How independent are independent analysts?

Analyst relations is a niche activity. That encourages analysts relations managers to look to other communications areas to learn from and co-operate with. One of these is investor relations, which has benefitted from the US Senate Committee on the Judiciary publishing transcripts of a day hearing from experts on the relative independence of analysts from hedge funds.

Of course, equity analysts are not the same as industry analysts.

One of the first to give testimony was Owen Lamont, who teaches finance at Yale and is a faculty research fellow at the US National Bureau of Economic Research. His comments reflect some of our own, which also noted the tendency to hide bad news.

US financial markets and institutions have a substantial bias against discovery and dissemination of negative information. Bad news is suppressed while good news is accepted. This bias comes in many ways. One is the difficulty of short selling. Short selling, which today is done primarily by hedge funds, is an important channel for negative information to get into the market. A second and related element is retaliation against any public criticism of a company from anyone, including journalists, short sellers, or analysts.

What happens when negative information is suppressed? Stocks can become overpriced because only optimistic opinions are reflected in the stock price.

Indeed, there’s a similar problem facing industry analysts’ research, as we commented in a discussion about Rob Enderle.

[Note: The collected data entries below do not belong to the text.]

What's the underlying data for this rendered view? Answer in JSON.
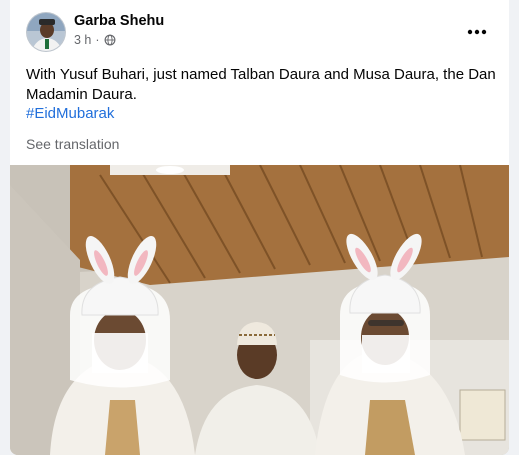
{
  "post": {
    "author": "Garba Shehu",
    "time": "3 h",
    "separator": "·",
    "audience_icon": "globe-icon",
    "more_icon": "more-options-icon",
    "text": "With Yusuf Buhari, just named Talban Daura and Musa Daura, the Dan Madamin Daura.",
    "hashtag": "#EidMubarak",
    "see_translation": "See translation",
    "photo_icon": "post-photo"
  },
  "colors": {
    "background": "#f0f2f5",
    "card": "#ffffff",
    "primary_text": "#050505",
    "secondary_text": "#65676b",
    "link": "#216fdb"
  }
}
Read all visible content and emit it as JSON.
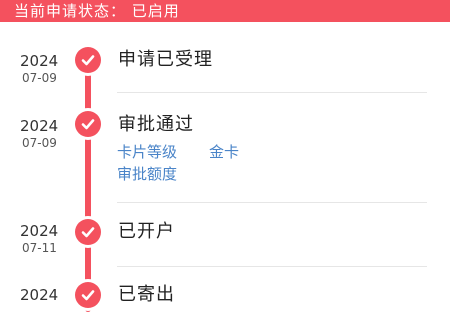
{
  "status_bar": {
    "text": "当前申请状态： 已启用"
  },
  "events": [
    {
      "year": "2024",
      "date": "07-09",
      "title": "申请已受理"
    },
    {
      "year": "2024",
      "date": "07-09",
      "title": "审批通过",
      "details": [
        {
          "label": "卡片等级",
          "value": "金卡"
        },
        {
          "label": "审批额度",
          "value": ""
        }
      ]
    },
    {
      "year": "2024",
      "date": "07-11",
      "title": "已开户"
    },
    {
      "year": "2024",
      "date": "",
      "title": "已寄出"
    }
  ],
  "colors": {
    "accent": "#f4515e",
    "detail_text": "#4a84c8",
    "divider": "#e6e6e6"
  },
  "icons": {
    "node": "check-circle-icon"
  }
}
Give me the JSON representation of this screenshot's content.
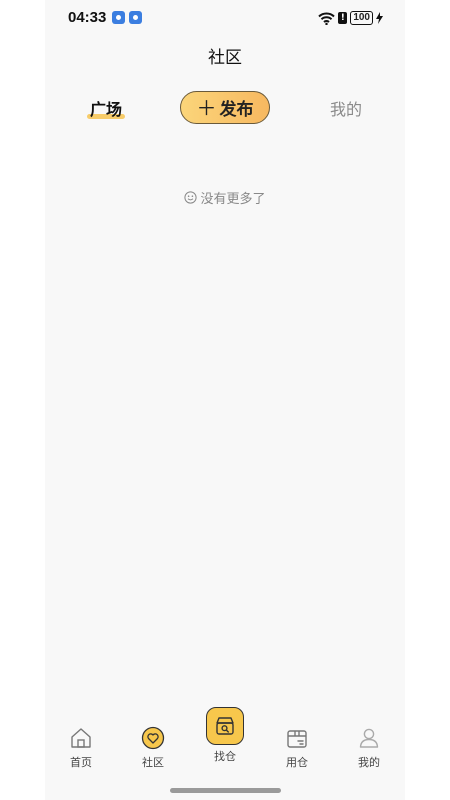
{
  "status_bar": {
    "time": "04:33",
    "battery": "100"
  },
  "header": {
    "title": "社区"
  },
  "tabs": {
    "plaza": "广场",
    "publish": "发布",
    "mine": "我的"
  },
  "feed": {
    "empty_text": "没有更多了"
  },
  "bottom_nav": {
    "items": [
      {
        "label": "首页",
        "icon": "home-icon"
      },
      {
        "label": "社区",
        "icon": "heart-icon"
      },
      {
        "label": "找仓",
        "icon": "warehouse-search-icon"
      },
      {
        "label": "用仓",
        "icon": "box-icon"
      },
      {
        "label": "我的",
        "icon": "person-icon"
      }
    ]
  },
  "colors": {
    "accent": "#f7c74c",
    "background": "#f8f8f8"
  }
}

Another discussant was Marc Kasowitz, a lawyer who represents businesses that claim to be harmed by collusion between analysts and the funds his clients have invested in. He feels that the companies he represents have been misled by analysts’ research.

Those companies have been targets of a pattern of egregious collusion between certain influential hedge funds and supposedly independent analysts — whose research, in effect, was bought and paid for by the hedge funds — in order to further illegal market manipulation schemes, typically involving short-selling.

After explaining the drive for greater regulation of investment banks research after the Enron and other events, Kasowitz describes a new problem that has arisen out of the solution to those crises.

The rules promulgated under Sarbanes-Oxley thus sought to insulate analysts from the influence of their firms’ investment banking business. However, an unintended consequence of those rules was a large increase in the number of purportedly independent research firms, certain ones of which tout their purportedly conflict-free “unbiased” analysis, but which provide anything but. Instead, certain of these firms provide supposedly independent analyses, which are bought and paid for — and even ghost-written — by the short-selling hedge funds. If anything, this has made the problem worse. Whereas, formerly, investors at least knew (or were on notice) that stock analysts had potential conflicts because of their disclosed employment by investment banking firms, now these analysts claim — falsely — that their disengagement from those firms has rendered them “independent.” Nothing could be further from the truth. Instead, these analysts provide custom-made research designed to further the goals of the short-selling market manipulators who pay them.

Compared to investment analysts, it is much more widespread that technology market analysts often get a substantial part of their revenues from vendors. Prior to the crisis of the investment analysis community, the vast majority of those analysts whose research was — ultimately — funded by the firms they covered were not corrupt. They wrote what they thoughts, but the corrective, positive, bias that Lamont mentioned was clearly there.

Generally speaking, we are in a similar position in the industry analyst community. Almost every enterprise buyer of high technology has invested in at least one technology that fundamentally fails, but this is not generally reflected in analysts’ research. There is no reason a similar backlash should not unfold against analysts in our market who are also funded by both the buyer and the seller. In particular, as ‘alternative analysts‘ move closer to the ‘real’ (collaborative, iterative) open source methods of analysts like Wikibon, the different business models will be become more open to discussion and dispute.

Don’t misunderstand us: we don’t think there’s anything corrupt about serving both sides in itself. However, unless analyst firms have comprehensive, and open, policies of separation they are exposing themselves to reputational, and operational, risks.

Duncan Chapple

Duncan Chapple is the preeminent consultant on optimising international analyst relations and the value created by analyst firms. As SageCircle research director, Chapple directs programs that assess and increase the business value of relationships with industry analysts and sourcing advisors.

There are 2 comments on this post
  1. Jim Zimmermann
    April 09, 2007, 4:56 pm

    Good post on a topic I believe very strongly about. I believe it is reasonable and prudent to ask an analyst firm to divulge to you the names of the vendors that it currently does business with. Red flags should go up if they are reluctant to divulge this information to you

  2. Rosie
    July 04, 2007, 6:30 pm

    These comments have been invaluable to me as is this whole site. I thank you for your comment.